Egg Foo Yung

Egg Foo Yung II

Egg Foo Yung

Recipe By:DEBA611
“Leftover chicken, beef and pork can all be sauteed with mushrooms, sprouts, onion and of course eggs! The accompanying sauce is simple and flavorful.”


  • 8 eggs, beaten
  • 1 cup thinly sliced celery
  • 1 cup finely chopped onion
  • 1 cup bean sprouts
  • 1/2 cup diced fresh mushrooms
  • 1/3 cup chopped cooked chicken breast
  • 1/3 cup cooked and crumbled ground beef
  • 1/3 cup chopped cooked pork
  • 1 teaspoon salt
  • 1/4 teaspoon ground black pepper
  • 2 cubes chicken bouillon
  • 1 1/2 cups hot water
  • 1 1/2 teaspoons white sugar
  • 2 tablespoons soy sauce
  • 6 tablespoons cold water
  • 1 1/2 tablespoons cornstarch


  1. Beat eggs in a large bowl. Add the celery, onion, bean sprouts, mushrooms, chicken, beef, pork, salt and pepper.

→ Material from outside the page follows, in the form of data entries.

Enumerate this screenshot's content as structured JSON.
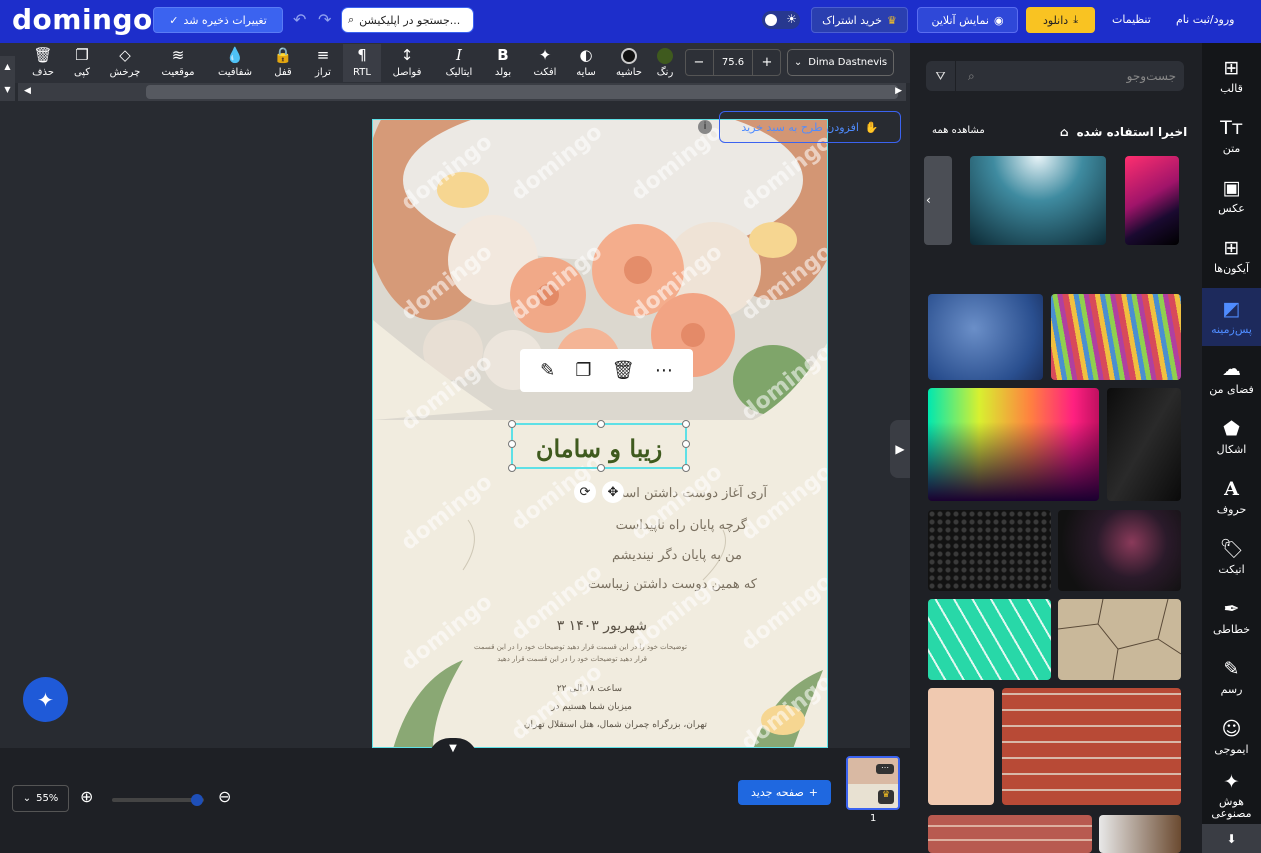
{
  "header": {
    "logo": "domingo",
    "save_label": "تغییرات ذخیره شد",
    "search_placeholder": "جستجو در اپلیکیشن...",
    "subscribe_label": "خرید اشتراک",
    "preview_label": "نمایش آنلاین",
    "download_label": "دانلود",
    "settings_label": "تنظیمات",
    "login_label": "ورود/ثبت نام"
  },
  "toolbar": {
    "font_name": "Dima Dastnevis",
    "font_size": "75.6",
    "tools": {
      "color": "رنگ",
      "border": "حاشیه",
      "shadow": "سایه",
      "effect": "افکت",
      "bold": "بولد",
      "italic": "ایتالیک",
      "spacing": "فواصل",
      "rtl": "RTL",
      "align": "تراز",
      "lock": "قفل",
      "opacity": "شفافیت",
      "position": "موقعیت",
      "rotate": "چرخش",
      "copy": "کپی",
      "delete": "حذف"
    }
  },
  "canvas": {
    "watermark": "domingo",
    "add_to_cart": "افزودن طرح به سبد خرید",
    "invitation": {
      "title": "زیبا و سامان",
      "line1": "آری آغاز دوست داشتن است",
      "line2": "گرچه پایان راه ناپیداست",
      "line3": "من به پایان دگر نیندیشم",
      "line4": "که همین دوست داشتن زیباست",
      "date": "۳ شهریور ۱۴۰۳",
      "desc1": "توضیحات خود را در این قسمت قرار دهید توضیحات خود را در این قسمت",
      "desc2": "قرار دهید توضیحات خود را در این قسمت قرار دهید",
      "time": "ساعت ۱۸ الی ۲۲",
      "host": "میزبان شما هستیم در",
      "address": "تهران، بزرگراه چمران شمال، هتل استقلال تهران"
    }
  },
  "bottom": {
    "zoom": "55%",
    "new_page": "صفحه جدید",
    "page_number": "1"
  },
  "panel": {
    "search_placeholder": "جست‌وجو",
    "recent_title": "اخیرا استفاده شده",
    "see_all": "مشاهده همه"
  },
  "rail": {
    "template": "قالب",
    "text": "متن",
    "photo": "عکس",
    "icons": "آیکون‌ها",
    "background": "پس‌زمینه",
    "myspace": "فضای من",
    "shapes": "اشکال",
    "letters": "حروف",
    "sticker": "اتیکت",
    "calligraphy": "خطاطی",
    "draw": "رسم",
    "emoji": "ایموجی",
    "ai": "هوش مصنوعی"
  },
  "colors": {
    "topbar": "#1d2ecb",
    "accent": "#3b63f0",
    "download": "#f9c322",
    "selection": "#5ee0e6",
    "panel": "#1e2025"
  }
}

Mix together.
  2. Heat oil in a medium skillet or wok and brown egg mixture 1/2 cup at a time. When all of the mixture is browned, set aside.
  3. To Make Sauce: Dissolve the bouillon in the hot water in a small saucepan; add sugar and soy sauce and blend well over medium heat. Add cold water and cornstarch and stir until thick and smooth. Serve with Egg Foo Yung.